Imo if you can afford to give her till Xmas 2008, then that would be my advice...the imminent results will provide a clearer picture of whether or not the management can control costs in the wake of an extensive drilling programme. Indeed, they have underperformed for far too long, but I believe this very moment could be the inflexion point of the J-Curve...

I expect nothing startling, I expect nothing from steaming this year, except maybe for completion of pilot programme..one must remember, its a tiddler with limited resources, things take longer, they will make more mistakes, so its a speculative buy.....however, they are a reasonably robust producer, which will strengthen over 2008, so the downside is limited from here...there's much stronger companies that have been hit worse, remember that also...

Commencement of the 3-4 well drilling programme should be announced shorthly, that will provide some uplift as it did previously.

Ultimately its up to you, if you've had enough.....still, forget about Sefton for the time being, she'll come back to you in 6 months, until then stick to the pic n mix thread, that should bring back the smile.

rgs

deanroberthunt
30/1/2008
09:57
I think in 3 to 5 years we may see 15 - 20p

Sefton have already produced good news by the bucketful or news that appears good, So why don't we see any buyers?

Continual poor results, continually running at a loss, poor management, dire PR, loan repayments, rising costs within the oil services sector, MM games. Of course it would be hard to pinpoint the exact reason.
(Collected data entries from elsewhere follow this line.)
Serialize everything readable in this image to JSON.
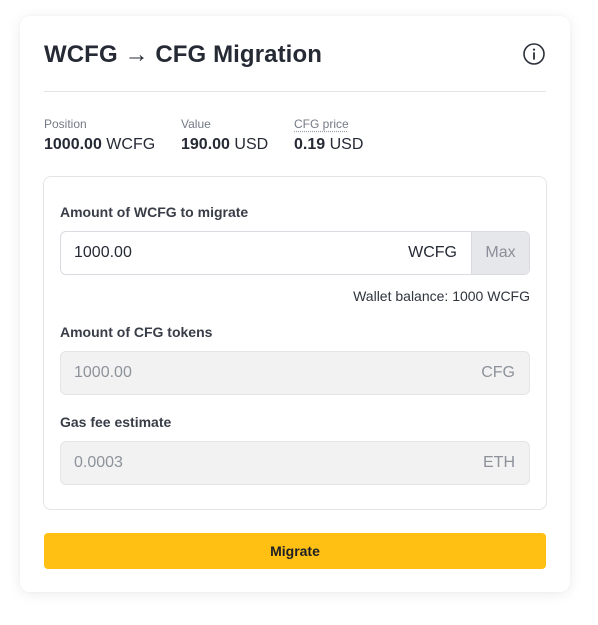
{
  "card": {
    "title": "WCFG → CFG Migration",
    "info_icon": "info-circle-icon"
  },
  "stats": [
    {
      "label": "Position",
      "value": "1000.00",
      "unit": "WCFG"
    },
    {
      "label": "Value",
      "value": "190.00",
      "unit": "USD"
    },
    {
      "label": "CFG price",
      "value": "0.19",
      "unit": "USD"
    }
  ],
  "form": {
    "wcfg_amount": {
      "label": "Amount of WCFG to migrate",
      "value": "1000.00",
      "suffix": "WCFG",
      "max_label": "Max",
      "balance_text": "Wallet balance: 1000 WCFG"
    },
    "cfg_amount": {
      "label": "Amount of CFG tokens",
      "value": "1000.00",
      "suffix": "CFG"
    },
    "gas_fee": {
      "label": "Gas fee estimate",
      "value": "0.0003",
      "suffix": "ETH"
    }
  },
  "actions": {
    "migrate_label": "Migrate"
  },
  "colors": {
    "accent": "#ffc013",
    "text": "#252a34",
    "muted": "#747a86",
    "border": "#e3e4e8",
    "disabled_bg": "#f2f2f2"
  }
}
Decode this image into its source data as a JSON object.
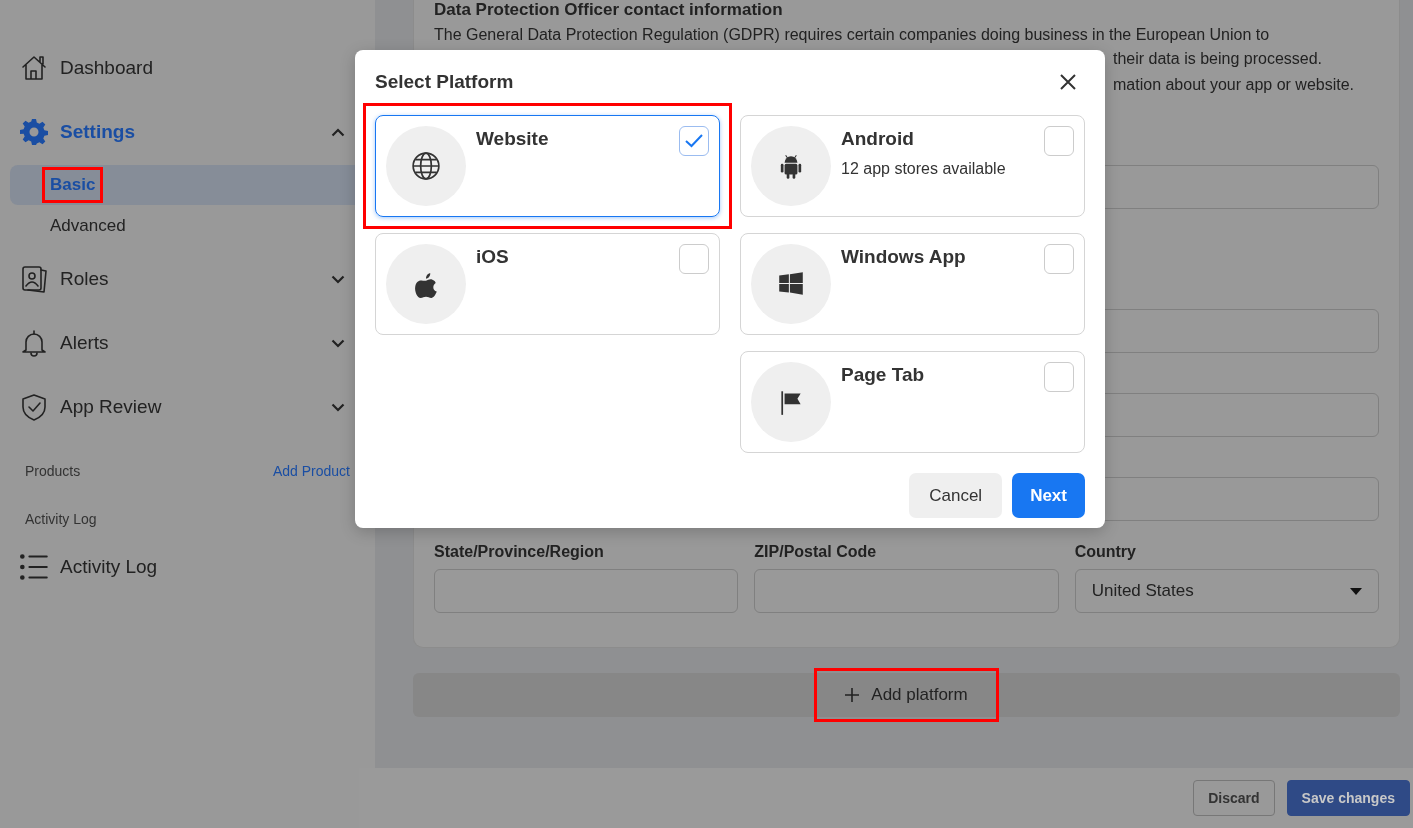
{
  "sidebar": {
    "items": [
      {
        "kind": "item",
        "label": "Dashboard",
        "active": false
      },
      {
        "kind": "group",
        "label": "Settings",
        "active": true,
        "expanded": true,
        "children": [
          {
            "label": "Basic",
            "selected": true,
            "highlighted": true
          },
          {
            "label": "Advanced",
            "selected": false,
            "highlighted": false
          }
        ]
      },
      {
        "kind": "group",
        "label": "Roles",
        "active": false,
        "expanded": false
      },
      {
        "kind": "group",
        "label": "Alerts",
        "active": false,
        "expanded": false
      },
      {
        "kind": "group",
        "label": "App Review",
        "active": false,
        "expanded": false
      },
      {
        "kind": "section",
        "label": "Products",
        "link": "Add Product"
      },
      {
        "kind": "section",
        "label": "Activity Log"
      },
      {
        "kind": "item",
        "label": "Activity Log",
        "active": false
      }
    ]
  },
  "background": {
    "heading": "Data Protection Officer contact information",
    "paragraph_line": "The General Data Protection Regulation (GDPR) requires certain companies doing business in the European Union to",
    "paragraph_fragments": [
      "their data is being processed.",
      "mation about your app or website."
    ],
    "address_fields": [
      {
        "kind": "text",
        "label": "State/Province/Region"
      },
      {
        "kind": "text",
        "label": "ZIP/Postal Code"
      },
      {
        "kind": "select",
        "label": "Country",
        "value": "United States"
      }
    ],
    "add_platform": {
      "label": "Add platform",
      "highlighted": true
    },
    "footer": {
      "buttons": [
        {
          "kind": "secondary",
          "label": "Discard"
        },
        {
          "kind": "primary",
          "label": "Save changes"
        }
      ]
    }
  },
  "modal": {
    "title": "Select Platform",
    "platform_columns": [
      [
        {
          "title": "Website",
          "checked": true,
          "highlighted": true
        },
        {
          "title": "iOS",
          "checked": false
        }
      ],
      [
        {
          "title": "Android",
          "subtitle": "12 app stores available",
          "checked": false
        },
        {
          "title": "Windows App",
          "checked": false
        },
        {
          "title": "Page Tab",
          "checked": false
        }
      ]
    ],
    "buttons": [
      {
        "kind": "secondary",
        "label": "Cancel"
      },
      {
        "kind": "primary",
        "label": "Next"
      }
    ]
  }
}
One year ago the bulls screamed wait until the finance arrives, then it was the steamer, then drilling, what happened? no buyers and the prices drops. Being bullish is one thing and we all hope the share price rises but some people word their posts in a manner that they appear an authority, when the truth is we are all locked in and hope rather than know for a fact the share price will rise.

peteark
30/1/2008
09:56
Morning guys,

As I said, whilst you may not be stale, and I would never seek to question your personal fragrances, it is the same old faces here every day after all...where's the new blood?

There seems to be hardly any interest in the shares despite them being so "cheap" to buy now.....and Hardman's coverage (does anyone actually read it except us I wonder) and all the positive news from the company.......

Anyone got a view on whether or not we will get a trading update like we have seen in the past at the end of January or was that Operation Update it?

markinthepark
30/1/2008
09:43
Oh well, another month, another $300k profit into the coffers.
relishing
30/1/2008
09:41
Two showers a day helps!
mickey take
30/1/2008
09:34
Morning all

I'm still a pretty fresh Bull - regular showering and treating anything yas0 says as garbage helps mark :)

bobbyg2
30/1/2008
09:29
Is that it then? Looks like Yarso & Co have finally killed off any interest in these shares whatsoever...just a few diehard stale bulls (like me) left here to mind the shop now that Mms have dragged the share price back to 2 years ago....no buyers out there now and without some stocking news it's unlikely there will be...any future short term price spikes (and they are always short term here) on more Hardman waffle etc will be most likely be used by a few (inc me) to claw back some cash to use elsewhere......yes I am well truly fed up to back teeth with this now......here's hoping the next news gives the share price a 100% lift.......
markinthepark
30/1/2008
07:30
Except one glaring error above.THEY ARE PROFITABLE!
redhill
29/1/2008
23:12
Dear New readers,

I remind you of a comment from John Clark, of Ernst and Young, in relation to oil tiddlers. When asked by a reporter which tiddlers one ought to consider backing he replied 'those with good management, since otherwise the oil, if there is any, stays in the ground'.

The gracious fellow oft repeated a similar theme last year. He reiterated that when tucking into a tiddler 'always buy the management'.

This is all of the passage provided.